The New York version of the show, which is significantly altered from the hit London version, is also set against the backdrop of Bollywood. It focuses more on the journey of a slum dweller Akash (Narayan), who goes to become a Bollywood star but is soon disillusioned. The show is expected to cost $12 million, nearly the double of the original's cost, making it one of the most expensive of Broadway shows.
Nagarajan plays Priya who could help make Akash's dreams come true. Ganesh Sriram plays the hijra called Sweetie, who also loves Akash. Madhur Jaffrey plays Shanti, the wise woman in the shantytown.
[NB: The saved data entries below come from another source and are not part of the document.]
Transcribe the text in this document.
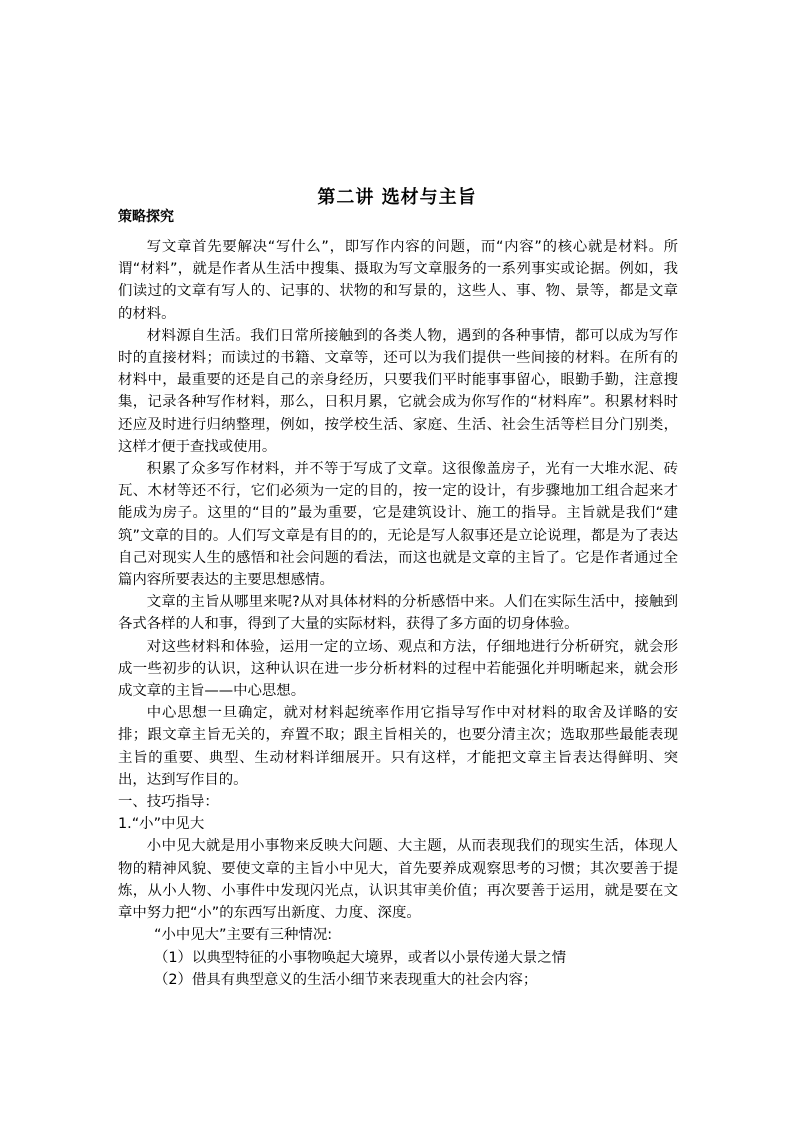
第二讲 选材与主旨
策略探究

写文章首先要解决“写什么”，即写作内容的问题，而“内容”的核心就是材料。所谓“材料”，就是作者从生活中搜集、摄取为写文章服务的一系列事实或论据。例如，我们读过的文章有写人的、记事的、状物的和写景的，这些人、事、物、景等，都是文章的材料。

材料源自生活。我们日常所接触到的各类人物，遇到的各种事情，都可以成为写作时的直接材料；而读过的书籍、文章等，还可以为我们提供一些间接的材料。在所有的材料中，最重要的还是自己的亲身经历，只要我们平时能事事留心，眼勤手勤，注意搜集，记录各种写作材料，那么，日积月累，它就会成为你写作的“材料库”。积累材料时还应及时进行归纳整理，例如，按学校生活、家庭、生活、社会生活等栏目分门别类，这样才便于查找或使用。

积累了众多写作材料，并不等于写成了文章。这很像盖房子，光有一大堆水泥、砖瓦、木材等还不行，它们必须为一定的目的，按一定的设计，有步骤地加工组合起来才能成为房子。这里的“目的”最为重要，它是建筑设计、施工的指导。主旨就是我们“建筑”文章的目的。人们写文章是有目的的，无论是写人叙事还是立论说理，都是为了表达自己对现实人生的感悟和社会问题的看法，而这也就是文章的主旨了。它是作者通过全篇内容所要表达的主要思想感情。

文章的主旨从哪里来呢?从对具体材料的分析感悟中来。人们在实际生活中，接触到各式各样的人和事，得到了大量的实际材料，获得了多方面的切身体验。

对这些材料和体验，运用一定的立场、观点和方法，仔细地进行分析研究，就会形成一些初步的认识，这种认识在进一步分析材料的过程中若能强化并明晰起来，就会形成文章的主旨——中心思想。

中心思想一旦确定，就对材料起统率作用它指导写作中对材料的取舍及详略的安排；跟文章主旨无关的，弃置不取；跟主旨相关的，也要分清主次；选取那些最能表现主旨的重要、典型、生动材料详细展开。只有这样，才能把文章主旨表达得鲜明、突出，达到写作目的。

一、技巧指导：

1.“小”中见大

小中见大就是用小事物来反映大问题、大主题，从而表现我们的现实生活，体现人物的精神风貌、要使文章的主旨小中见大，首先要养成观察思考的习惯；其次要善于提炼，从小人物、小事件中发现闪光点，认识其审美价值；再次要善于运用，就是要在文章中努力把“小”的东西写出新度、力度、深度。

“小中见大”主要有三种情况:

（1）以典型特征的小事物唤起大境界，或者以小景传递大景之情

（2）借具有典型意义的生活小细节来表现重大的社会内容；
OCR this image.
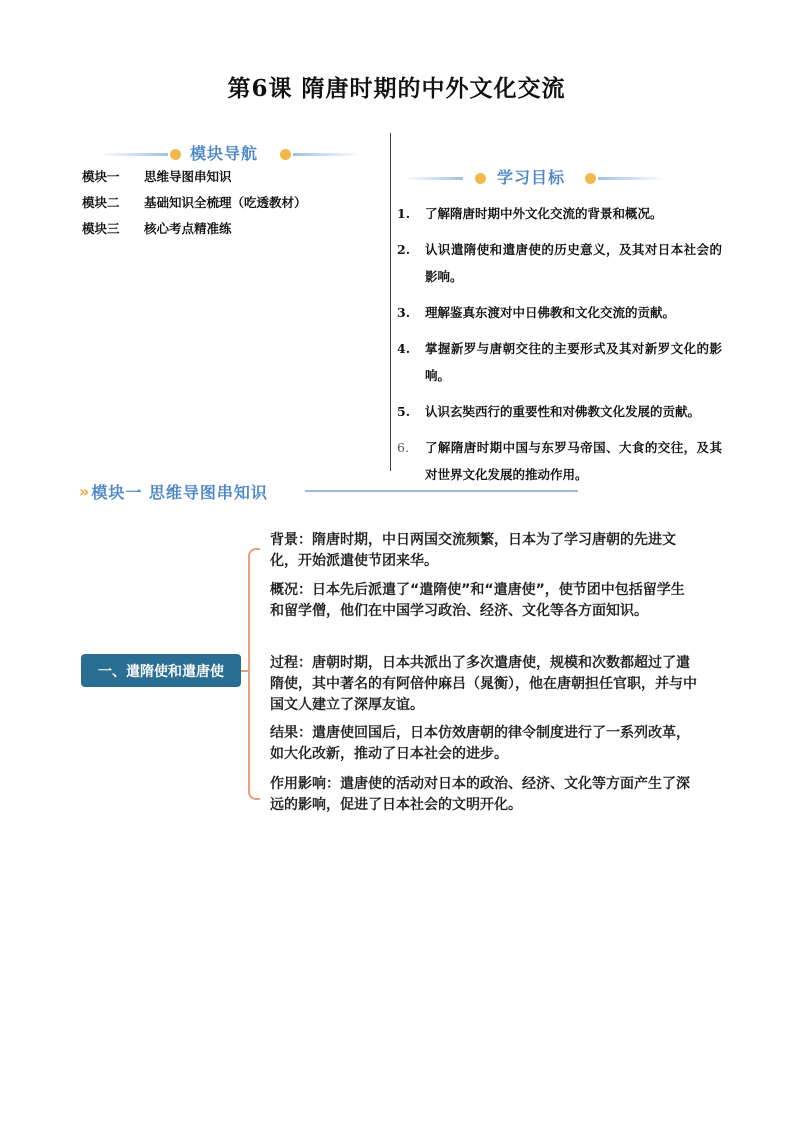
第6课 隋唐时期的中外文化交流
模块导航
模块一	思维导图串知识
模块二	基础知识全梳理（吃透教材）
模块三	核心考点精准练
学习目标
1.	了解隋唐时期中外文化交流的背景和概况。
2.	认识遣隋使和遣唐使的历史意义，及其对日本社会的影响。
3.	理解鉴真东渡对中日佛教和文化交流的贡献。
4.	掌握新罗与唐朝交往的主要形式及其对新罗文化的影响。
5.	认识玄奘西行的重要性和对佛教文化发展的贡献。
6.	了解隋唐时期中国与东罗马帝国、大食的交往，及其对世界文化发展的推动作用。
» 模块一 思维导图串知识
一、遣隋使和遣唐使
背景：隋唐时期，中日两国交流频繁，日本为了学习唐朝的先进文化，开始派遣使节团来华。
概况：日本先后派遣了“遣隋使”和“遣唐使”，使节团中包括留学生和留学僧，他们在中国学习政治、经济、文化等各方面知识。
过程：唐朝时期，日本共派出了多次遣唐使，规模和次数都超过了遣隋使，其中著名的有阿倍仲麻吕（晁衡），他在唐朝担任官职，并与中国文人建立了深厚友谊。
结果：遣唐使回国后，日本仿效唐朝的律令制度进行了一系列改革，如大化改新，推动了日本社会的进步。
作用影响：遣唐使的活动对日本的政治、经济、文化等方面产生了深远的影响，促进了日本社会的文明开化。
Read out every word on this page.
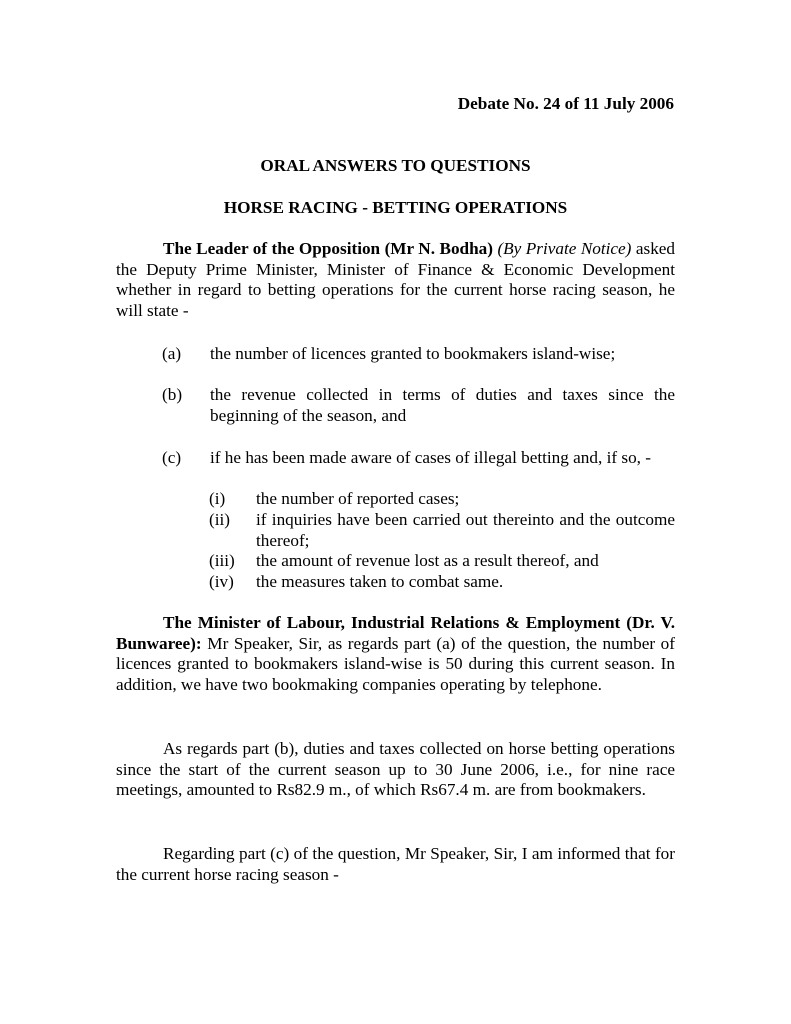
Debate No. 24 of 11 July 2006

ORAL ANSWERS TO QUESTIONS

HORSE RACING - BETTING OPERATIONS

The Leader of the Opposition (Mr N. Bodha) (By Private Notice) asked the Deputy Prime Minister, Minister of Finance & Economic Development whether in regard to betting operations for the current horse racing season, he will state -

(a) the number of licences granted to bookmakers island-wise;
(b) the revenue collected in terms of duties and taxes since the beginning of the season, and
(c) if he has been made aware of cases of illegal betting and, if so, -
(i) the number of reported cases;
(ii) if inquiries have been carried out thereinto and the outcome thereof;
(iii) the amount of revenue lost as a result thereof, and
(iv) the measures taken to combat same.

The Minister of Labour, Industrial Relations & Employment (Dr. V. Bunwaree): Mr Speaker, Sir, as regards part (a) of the question, the number of licences granted to bookmakers island-wise is 50 during this current season. In addition, we have two bookmaking companies operating by telephone.

As regards part (b), duties and taxes collected on horse betting operations since the start of the current season up to 30 June 2006, i.e., for nine race meetings, amounted to Rs82.9 m., of which Rs67.4 m. are from bookmakers.

Regarding part (c) of the question, Mr Speaker, Sir, I am informed that for the current horse racing season -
Ayesha Dharker, who performed the show's sexy Shakalaka baby number in London, will also make her Broadway debut.
While Jaffrey is a seasoned character actress in the movies and Narayan has appeared in the television show, Law & Order: SVU, Nagarajan is an absolute newcomer.
That is if you don't count her work in the stillborn children's musical Eleven about teaching the young a few lessons about tolerance. She and lyricist Michael Mitnick wrote the musical more than a year ago. The two have known each other since their school days in Pittsburgh.
"She has an amazing voice, and is a wonderful composer, too," says Mitnick who has postponed work on Eleven because of Nagarajan's work on Bombay Dreams. "And she is absolutely dedicated to everything she takes up."
Daughter of Nandu Nagarajan, a business professor and Geetha, a special education expert, Anisha has been enamoured by music (piano in particular) and theatre since her childhood.
Nagarajan says her parents trust of her decision was very important to her.
"Not many Indian parents would give their children the kind of freedom they gave me," she says. "They allowed me to go into a very risky business. I fully believe I must vindicate their faith in me."
Director Steven Pimlott, who also directed the hit London version of Bombay Dreams, also has a lot of faith in his New York artists. He had turned down suggestions of some people that he should look for non Indian artists, particularly big names, to minimise the risk on Broadway.
"We were absolutely lucky to find rich talent in the South Asian community in America," he says.
The New York version has Tony-winning book writer Thomas (The Producers, Hairspray) Meehan collaborating with Meera Syal, the author of the original London script.
"As a result of this collaboration, our parts have been strengthened and there is more drama in the show now," says Nagarajan.
"My character is complicated in the sense that it is very easy to play her as being melancholic and unidimensional all the time," she muses. "I am trying to look for the optimism that she has to offer and create a multi-layered personality who has the capability to find the humour in things as well as deal with the forbidden love aspect of the show."
She was auditioned for the show at the end of October. For her first appearance, she sang a love song from the hit Broadway musical Aida. Then she was given the music of Bombay Dreams. After another audition, she was asked to come back later. "When I heard I had got the part, I immediately called home," she says with gentle laughter. "My mother took the call and when I told her, she was so excited she put the phone down."
She suspects she has inherited quite a bit of stage talent from her parents. "My mom has a nice singing voice," she says. "And my father is the life of any party. He has so many funny stories."
Back home, she admires her maternal aunt, the classical singer Aruna Sairam. The most important gift she has received from her family can be described in one word, she says: confidence.
Diffidence and discouragement are some of the words not even whispered in her Pittsburgh home. Everyone there, including her younger brother Arjun, wants her to be a very big star.
"I still feel everything in my life right now is surreal," she says chuckling.